Es folgt eine Liebeserklärung. Milen erzählt mir davon, wie sie sich in der Kölner Bar Zwei kennen gelernt haben, wie er ihr einmal beim Umzug half und sie am nächsten Tag spontan nach Paris gefahren sind. Und auch von diesem dramatischen Treffen auf der Deutzer Brücke: Auf seiner Seite regnete es noch, sie kam aus der Sonne: "Das war schon irgendwie der perfekte Moment." Ich merke wie meine elektrisierte, absolut Paul-Sahner-mäßige Reporterstimmung einem Gefühl der Verantwortung weicht. Ist er sich denn sicher? Die Kolumne setzt ihn doch ziemlich unter Zugzwang. "Es gibt Sachen, die weiß man einfach." Aber das wusste er auch schon nach acht Wochen, da hat er ihr einen Antrag über Facetime gemacht. Das kam bei Ruscha aber nicht so gut an. Jetzt will er es noch einmal richtig machen – und mit Ring.
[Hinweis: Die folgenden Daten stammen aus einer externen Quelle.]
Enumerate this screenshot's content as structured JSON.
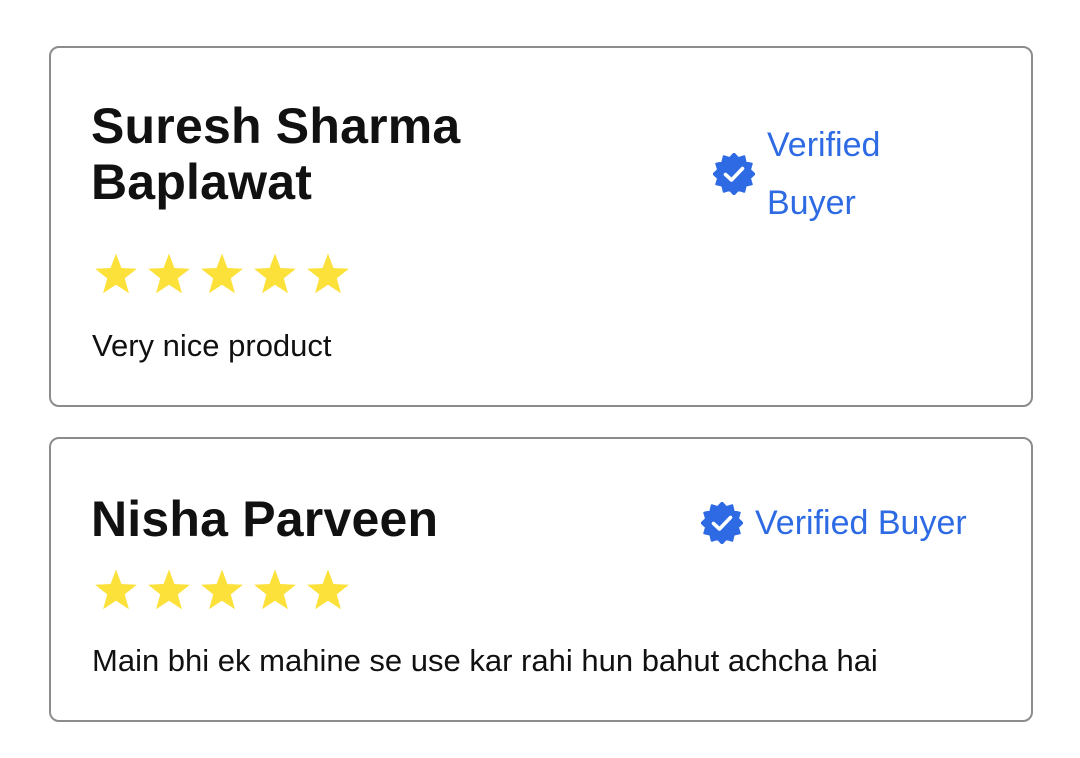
{
  "colors": {
    "verified": "#2d6ae3",
    "star": "#fce13a",
    "border": "#8c8c8c",
    "text": "#111111"
  },
  "icons": {
    "verified": "verified-badge-icon",
    "rating": "star-icon"
  },
  "reviews": [
    {
      "name": "Suresh Sharma Baplawat",
      "verified_label": "Verified Buyer",
      "rating": 5,
      "max_rating": 5,
      "text": "Very nice product"
    },
    {
      "name": "Nisha Parveen",
      "verified_label": "Verified Buyer",
      "rating": 5,
      "max_rating": 5,
      "text": "Main bhi ek mahine se use kar rahi hun bahut achcha hai"
    }
  ]
}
Also los. Wir gehen rüber zu Pauli, der inmitten seiner Bierseidl, Porzellanfiguren und überhaupt allem sitzt, was zu so einem Trödelstand gehört. Wir geben vor, uns für dieses oder jenes zu interessieren und hören dabei Pauli zu, wie er zwischen hochdeutsch-gefärbtem Bayrisch und bayrisch-gefärbten Englisch wechselt. Die alles entscheidende Frage muss der Pauli aber verneinen: Er hat leider keine Ringe. Um dem Shopping-Glück ein wenig auf die Sprünge zu helfen, lässt Milen sich den Superkatalog "Kunst der sechziger Jahre" aus einer Ausstellung des Wallraf-Richartz Museums zurücklegen. Das ist ja so eine Shoppingregel: Das man schon am Beginn einer Tour was kauft, um sich und sein Portemonnaie in Stimmung zu bringen. Sich zumindest etwas zurücklegen zu lassen, ist schon mal nicht schlecht.
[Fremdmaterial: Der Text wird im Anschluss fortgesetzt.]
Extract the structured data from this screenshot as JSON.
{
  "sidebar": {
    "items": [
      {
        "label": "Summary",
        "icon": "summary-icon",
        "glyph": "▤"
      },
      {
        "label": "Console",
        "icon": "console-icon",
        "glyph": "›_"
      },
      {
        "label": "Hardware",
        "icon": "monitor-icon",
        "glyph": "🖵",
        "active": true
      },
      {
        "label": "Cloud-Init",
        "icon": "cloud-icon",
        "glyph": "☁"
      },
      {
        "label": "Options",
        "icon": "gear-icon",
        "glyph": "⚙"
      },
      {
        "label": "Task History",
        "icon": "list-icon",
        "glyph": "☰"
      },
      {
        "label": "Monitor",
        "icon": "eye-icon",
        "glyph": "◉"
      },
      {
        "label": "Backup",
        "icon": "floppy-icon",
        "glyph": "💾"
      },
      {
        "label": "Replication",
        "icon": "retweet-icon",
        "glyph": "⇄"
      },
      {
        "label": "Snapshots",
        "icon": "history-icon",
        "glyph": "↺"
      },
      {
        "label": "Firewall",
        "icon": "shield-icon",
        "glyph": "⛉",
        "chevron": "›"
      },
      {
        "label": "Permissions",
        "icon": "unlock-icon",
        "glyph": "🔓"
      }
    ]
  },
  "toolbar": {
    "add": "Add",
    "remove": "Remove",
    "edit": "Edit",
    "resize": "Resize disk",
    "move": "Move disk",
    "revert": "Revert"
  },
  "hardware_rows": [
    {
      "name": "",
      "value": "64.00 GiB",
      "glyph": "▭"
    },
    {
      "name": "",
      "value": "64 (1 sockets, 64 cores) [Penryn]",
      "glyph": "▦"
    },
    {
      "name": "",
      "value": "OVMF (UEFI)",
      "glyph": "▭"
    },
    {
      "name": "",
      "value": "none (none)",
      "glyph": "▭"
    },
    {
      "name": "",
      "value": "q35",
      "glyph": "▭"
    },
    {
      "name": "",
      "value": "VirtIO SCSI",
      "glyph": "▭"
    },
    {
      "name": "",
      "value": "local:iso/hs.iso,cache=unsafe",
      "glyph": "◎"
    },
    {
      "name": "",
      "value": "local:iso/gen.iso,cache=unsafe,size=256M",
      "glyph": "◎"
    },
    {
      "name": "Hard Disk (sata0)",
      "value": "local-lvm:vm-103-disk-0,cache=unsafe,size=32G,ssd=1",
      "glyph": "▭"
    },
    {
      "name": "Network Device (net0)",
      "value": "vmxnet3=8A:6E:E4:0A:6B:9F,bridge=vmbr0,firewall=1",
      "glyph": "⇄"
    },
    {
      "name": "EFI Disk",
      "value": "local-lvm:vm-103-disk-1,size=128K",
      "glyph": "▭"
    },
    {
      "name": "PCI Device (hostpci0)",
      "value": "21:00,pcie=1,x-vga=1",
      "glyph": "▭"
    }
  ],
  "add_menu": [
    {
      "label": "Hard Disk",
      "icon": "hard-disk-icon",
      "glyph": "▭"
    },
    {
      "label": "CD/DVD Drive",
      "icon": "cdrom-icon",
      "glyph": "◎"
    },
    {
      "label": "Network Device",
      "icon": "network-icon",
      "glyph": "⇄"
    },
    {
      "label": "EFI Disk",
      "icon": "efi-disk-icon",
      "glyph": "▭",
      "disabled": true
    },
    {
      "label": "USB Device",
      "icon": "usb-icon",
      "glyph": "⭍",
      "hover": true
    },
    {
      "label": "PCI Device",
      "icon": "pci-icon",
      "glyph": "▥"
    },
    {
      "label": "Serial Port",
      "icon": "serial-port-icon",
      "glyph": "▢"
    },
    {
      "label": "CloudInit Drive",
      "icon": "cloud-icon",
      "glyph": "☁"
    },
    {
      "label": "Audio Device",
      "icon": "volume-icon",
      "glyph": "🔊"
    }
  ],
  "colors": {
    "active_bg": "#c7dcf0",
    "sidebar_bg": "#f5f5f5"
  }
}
Die letzte Hoffnung vor Tiffany

Nach einem Weißwurst-Stopp auf dem Viktualienmarkt und einem Besuch der Trödeloase – auch hier keine Ringe – geht es an der Deutschen Eiche vorbei und über den Gärtnerplatz zu Palma Kunkel. In dem Geschäft in der Frauenhoferstrasse dann ein großes Hallo: Die Besitzerin Marille kennt Milens Mutter und überhaupt die ganze Familie. Noch größere Verzückung über die tolle Neuigkeit. Wie soll man auch nicht begeistert sein? Milen ist so offensichtlich verliebt, dass man sich einfach mit ihm freuen muss.

Es herrscht also sofort eine seelige Grundstimmung im Laden und eine Mitarbeiterin beginnt, Schmuckschatullen mit Ringen hervorzukramen. Marille rät unbedingt dazu, einen der älteren Ringe zu wählen, denn alles nach 1960 hat "einfach nicht mehr so einen Glow". Aber deshalb sind wir ja hier, Milen will einen echten Vintage-Ring. Palma Kunkel ist unsere letzte Hoffnung vor Tiffany.

Ein paar der schlichteren Silberringe mit dezent funkelnden Steinchen kommen in die engere Auswahl. Dann entdeckt Milen einen Ring aus dem 19. Jahrhundert: Er besteht aus drei Einzelringen, deren Schließe aus zwei ineinander gelegten Händen ein kleines Herz versteckt. Verziert werden die Hände von zwei roten Steinen. Der Ring ist wirklich sehr besonders und wir sind uns sicher, den tollsten aller Ringe hier und überhaupt entdeckt zu haben. Leider gibt es ein Problem: Aufgrund der Konstruktion lässt er sich nicht einfach so weiten. Mit einem Ringstock fummeln wir so lange an Milens Muster von Ruschas Ringfinger herum, bis wir meinen, das Loch hätte sich so weit ausgefranst, der den Durchmesser immer weniger ausfüllende Ring müsse nun doch sicher passen. Ganz wohl ist uns aber dabei nicht und ich komme meiner Pflicht als Personal Shopper nach: Ich rate Milen, noch einmal eine Nacht drüber zu schlafen. Das Schmuckstück wird also zurückgelegt.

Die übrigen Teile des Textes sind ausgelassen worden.